DE: The aerial photography work led by Steven Mills in Computer Science at Otago is a good example of a driver of a step change in infrastructure capacity. Our industrial partners currently launch a drone, and fly it around capturing images. These images are then processed, for example by uploading them to NeSI facilities across the REANNZ backbone and then getting queued up for analysis of data using the HPC cluster in Auckland. Once we have the analysis, it may be discovered that the drone programming and flight path needs fine-tuning, and that a re-launch would be needed to capture a better set of images. As our infrastructure develops I see all the lag in this process disappearing. Instead, we stream images across the network for real time HPC processing and analysis, with commands sent back to the drone while it’s still aloft. Many changes would need to occur to enable this outcome. Neither a queue model, nor an overseas commodity HPC solution would work for this, as NZ latency to the rest of the world may be too high. We are dealing with very high resolution imagery travelling the length of the country in time to make course corrections for a drone aloft, thus many of the constraints imposed by campus IT systems would have to be removed. HPC services would need to be on demand and streaming in real time across a high performance network that went right to the point where the information was needed.

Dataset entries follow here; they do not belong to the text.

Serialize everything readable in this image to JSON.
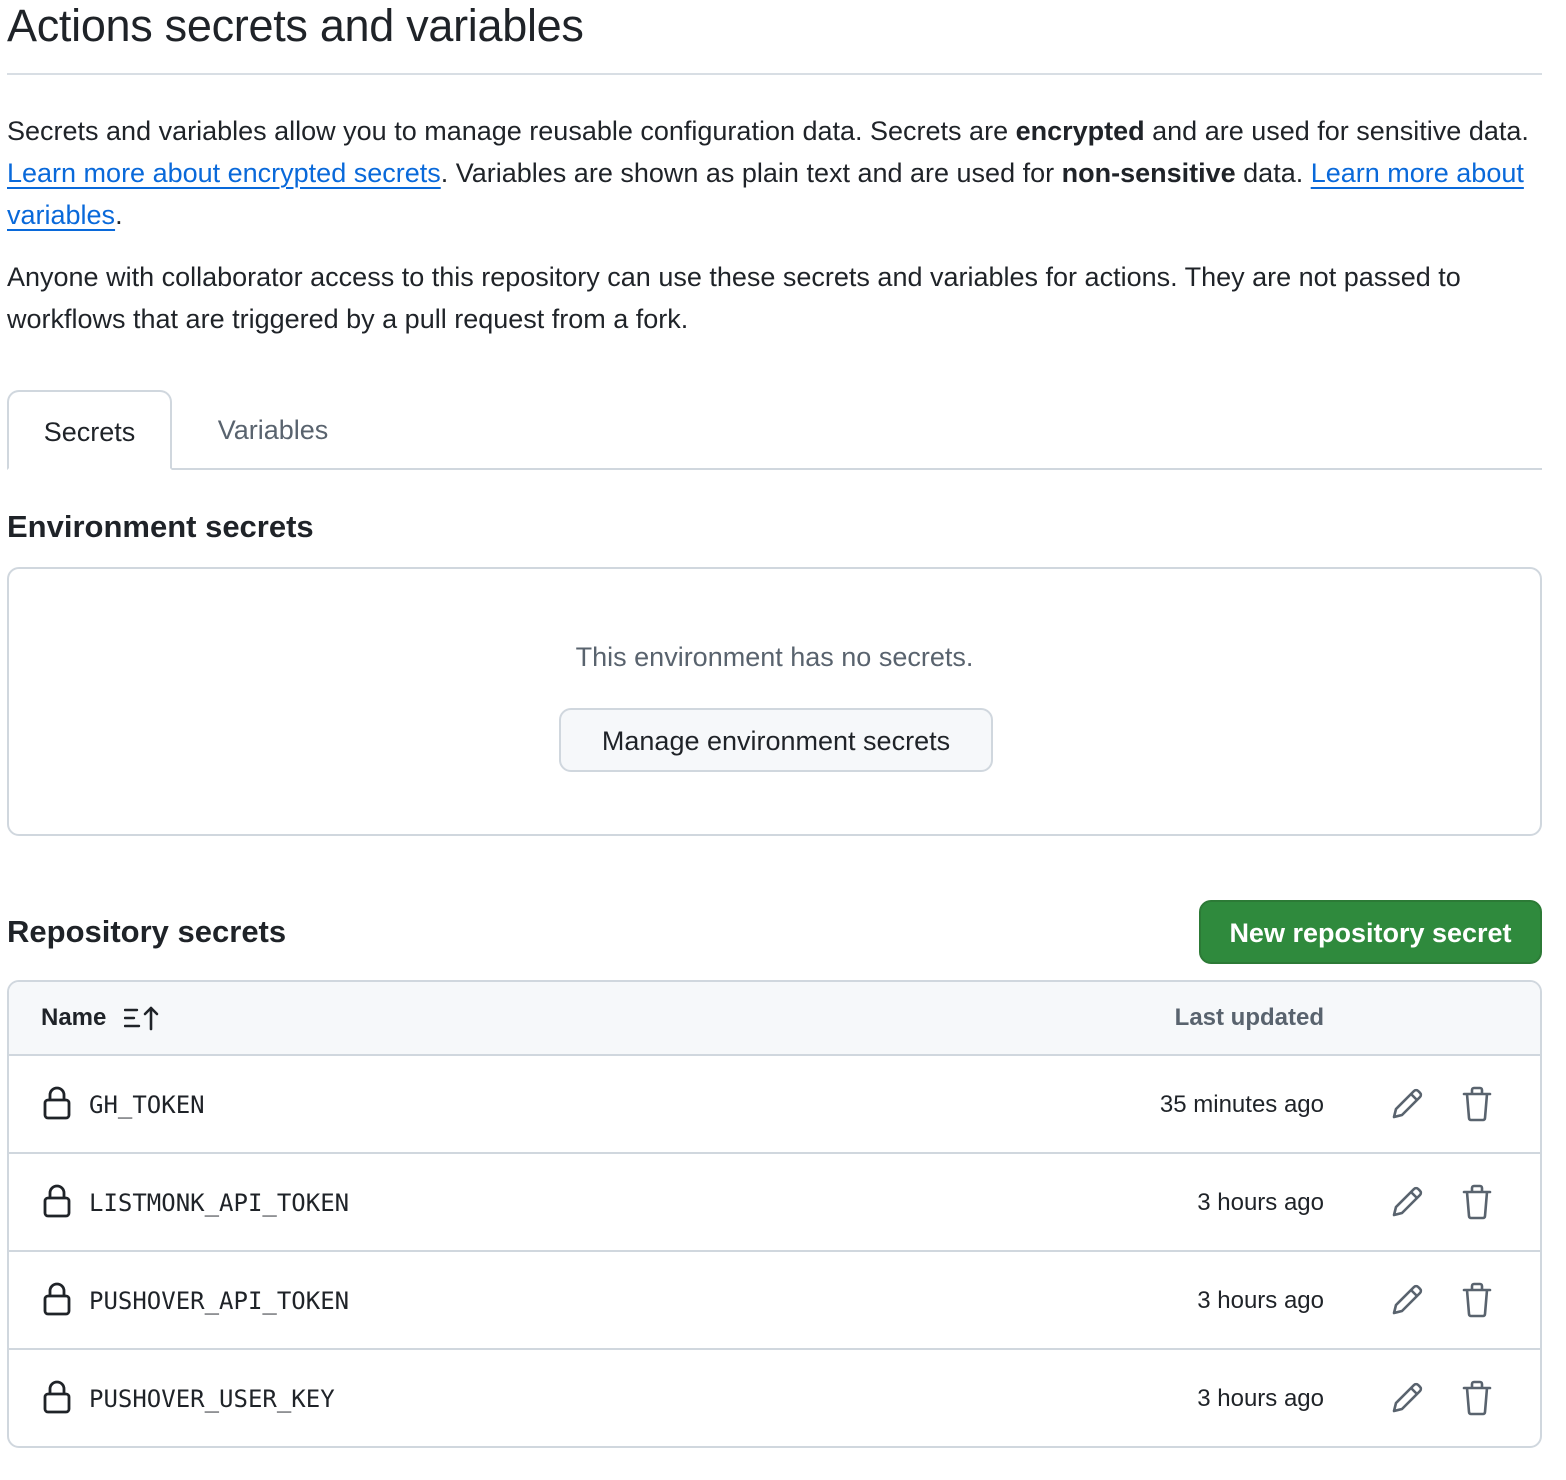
{
  "page": {
    "title": "Actions secrets and variables"
  },
  "intro": {
    "part1": "Secrets and variables allow you to manage reusable configuration data. Secrets are ",
    "bold1": "encrypted",
    "part2": " and are used for sensitive data. ",
    "link1": "Learn more about encrypted secrets",
    "part3": ". Variables are shown as plain text and are used for ",
    "bold2": "non-sensitive",
    "part4": " data. ",
    "link2": "Learn more about variables",
    "part5": "."
  },
  "access_note": "Anyone with collaborator access to this repository can use these secrets and variables for actions. They are not passed to workflows that are triggered by a pull request from a fork.",
  "tabs": [
    {
      "label": "Secrets",
      "selected": true
    },
    {
      "label": "Variables",
      "selected": false
    }
  ],
  "environment": {
    "title": "Environment secrets",
    "empty_message": "This environment has no secrets.",
    "manage_button": "Manage environment secrets"
  },
  "repository": {
    "title": "Repository secrets",
    "new_button": "New repository secret",
    "columns": {
      "name": "Name",
      "last_updated": "Last updated"
    },
    "sort_icon": "sort-ascending-icon",
    "rows": [
      {
        "name": "GH_TOKEN",
        "updated": "35 minutes ago"
      },
      {
        "name": "LISTMONK_API_TOKEN",
        "updated": "3 hours ago"
      },
      {
        "name": "PUSHOVER_API_TOKEN",
        "updated": "3 hours ago"
      },
      {
        "name": "PUSHOVER_USER_KEY",
        "updated": "3 hours ago"
      }
    ],
    "row_icons": {
      "lock": "lock-icon",
      "edit": "pencil-icon",
      "delete": "trash-icon"
    }
  },
  "colors": {
    "link": "#0969da",
    "primary_button": "#2f8a3d",
    "border": "#d0d7de",
    "muted_text": "#59636e"
  }
}
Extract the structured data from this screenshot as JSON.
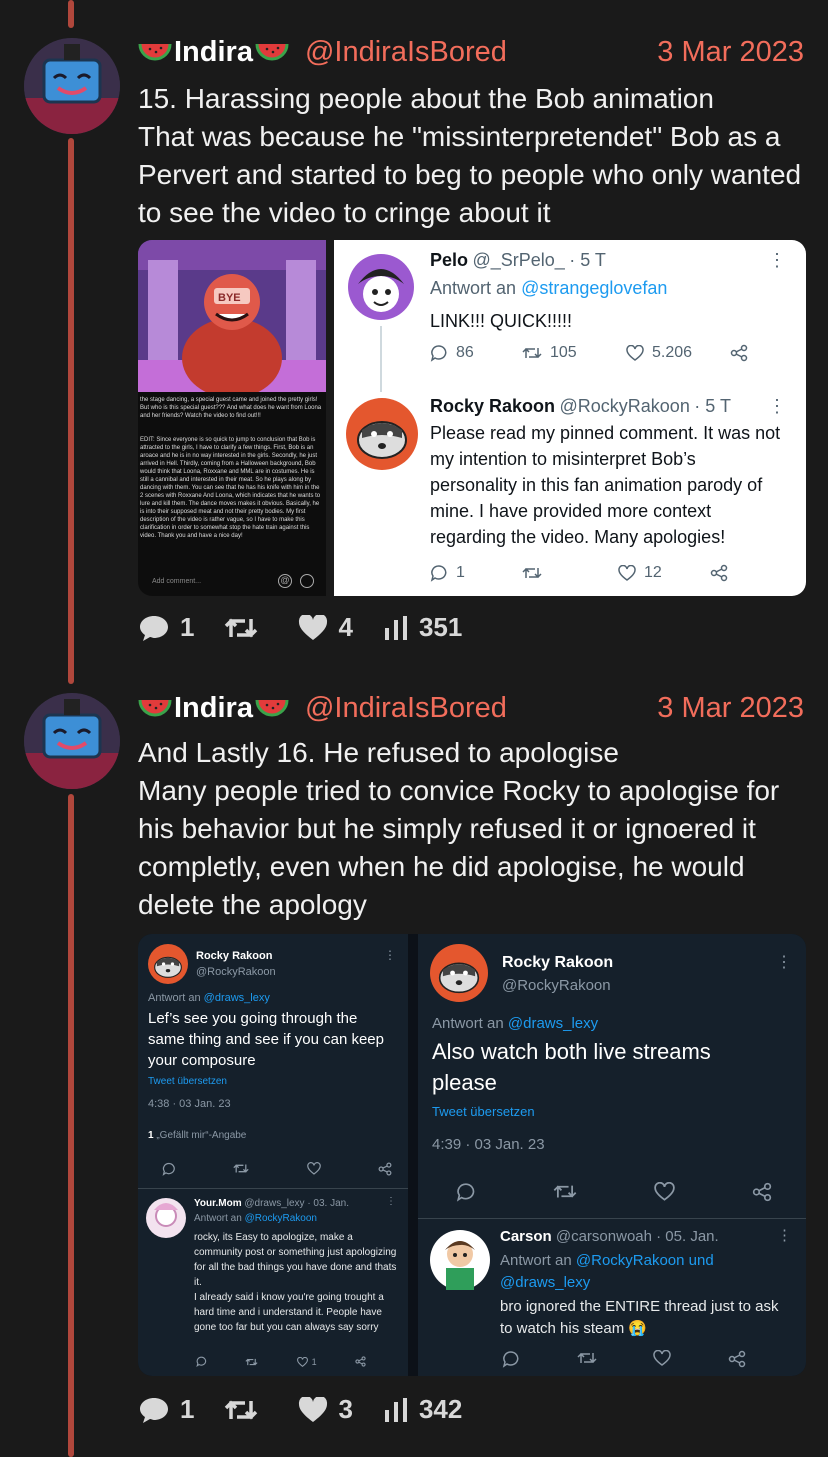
{
  "posts": [
    {
      "author_name": "Indira",
      "handle": "@IndiraIsBored",
      "date": "3 Mar 2023",
      "text": "15. Harassing people about the Bob animation\nThat was because he \"missinterpretendet\" Bob as a Pervert and started to beg to people who only wanted to see the video to cringe about it",
      "stats": {
        "replies": "1",
        "reposts": "",
        "likes": "4",
        "views": "351"
      }
    },
    {
      "author_name": "Indira",
      "handle": "@IndiraIsBored",
      "date": "3 Mar 2023",
      "text": "And Lastly 16. He refused to apologise\nMany people tried to convice Rocky to apologise for his behavior but he simply refused it or ignoered it completly, even when he did apologise, he would delete the apology",
      "stats": {
        "replies": "1",
        "reposts": "",
        "likes": "3",
        "views": "342"
      }
    }
  ],
  "media1": {
    "left_screenshot": {
      "badge": "BYE",
      "description": "the stage dancing, a special guest came and joined the pretty girls! But who is this special guest??? And what does he want from Loona and her friends? Watch the video to find out!!!",
      "edit": "EDIT: Since everyone is so quick to jump to conclusion that Bob is attracted to the girls, I have to clarify a few things. First, Bob is an aroace and he is in no way interested in the girls. Secondly, he just arrived in Hell. Thirdly, coming from a Halloween background, Bob would think that Loona, Roxxane and MML are in costumes. He is still a cannibal and interested in their meat. So he plays along by dancing with them. You can see that he has his knife with him in the 2 scenes with Roxxane And Loona, which indicates that he wants to lure and kill them. The dance moves makes it obvious. Basically, he is into their supposed meat and not their pretty bodies. My first description of the video is rather vague, so I have to make this clarification in order to somewhat stop the hate train against this video. Thank you and have a nice day!",
      "comment_placeholder": "Add comment..."
    },
    "tweet1": {
      "name": "Pelo",
      "handle": "@_SrPelo_",
      "time": "· 5 T",
      "reply_prefix": "Antwort an",
      "reply_to": "@strangeglovefan",
      "text": "LINK!!! QUICK!!!!!",
      "replies": "86",
      "retweets": "105",
      "likes": "5.206"
    },
    "tweet2": {
      "name": "Rocky Rakoon",
      "handle": "@RockyRakoon",
      "time": "· 5 T",
      "text": "Please read my pinned comment. It was not my intention to misinterpret Bob’s personality in this fan animation parody of mine. I have provided more context regarding the video. Many apologies!",
      "replies": "1",
      "retweets": "",
      "likes": "12"
    }
  },
  "media2": {
    "left": {
      "name": "Rocky Rakoon",
      "handle": "@RockyRakoon",
      "reply_prefix": "Antwort an",
      "reply_to": "@draws_lexy",
      "text": "Lef’s see you going through the same thing and see if you can keep your composure",
      "translate": "Tweet übersetzen",
      "timestamp": "4:38 · 03 Jan. 23",
      "likes_count": "1",
      "likes_label": "„Gefällt mir“-Angabe",
      "reply": {
        "name": "Your.Mom",
        "handle": "@draws_lexy",
        "time": "· 03. Jan.",
        "reply_prefix": "Antwort an",
        "reply_to": "@RockyRakoon",
        "text1": "rocky, its Easy to apologize, make a community post or something just apologizing for all the bad things you have done and thats it.",
        "text2": "I already said i know you're going trought a hard time and i understand it. People have gone too far but you can always say sorry",
        "likes": "1"
      }
    },
    "right": {
      "name": "Rocky Rakoon",
      "handle": "@RockyRakoon",
      "reply_prefix": "Antwort an",
      "reply_to": "@draws_lexy",
      "text": "Also watch both live streams please",
      "translate": "Tweet übersetzen",
      "timestamp": "4:39 · 03 Jan. 23",
      "reply": {
        "name": "Carson",
        "handle": "@carsonwoah",
        "time": "· 05. Jan.",
        "reply_prefix": "Antwort an",
        "reply_to": "@RockyRakoon und @draws_lexy",
        "text": "bro ignored the ENTIRE thread just to ask to watch his steam 😭"
      }
    }
  },
  "colors": {
    "accent": "#f26d5b",
    "thread": "#b0473c",
    "link": "#1d9bf0"
  }
}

DE: We can set out a number of challenging network and processing challenges that might offer pointers as the requirements on our infrastructure by 2020. One might be extending the work of John Egenes in Music at Otago to enable live music collaboration between artists in different cities around the country, as more than one-off special case tests. Allowing each artist to hear all the others with consistent low latency, and to play along, is a complex challenge for infrastructure. Another might be real time weather modelling based on real time remote sensed climate data. Energy use monitoring is another area where resolution in bandwidth and computational resources will be valuable. This would enable distributed stream processing that allows control of a distributed system at a national scale – a network of sensors that store data locally and can be controlled as a unified system to answer queries. An even further shift might be to Content Driven Networking which drives data according to what it is, rather than where it is addressed to. In general, I believe devices such as access points and switches are going to become far smarter and more responsive than ever before.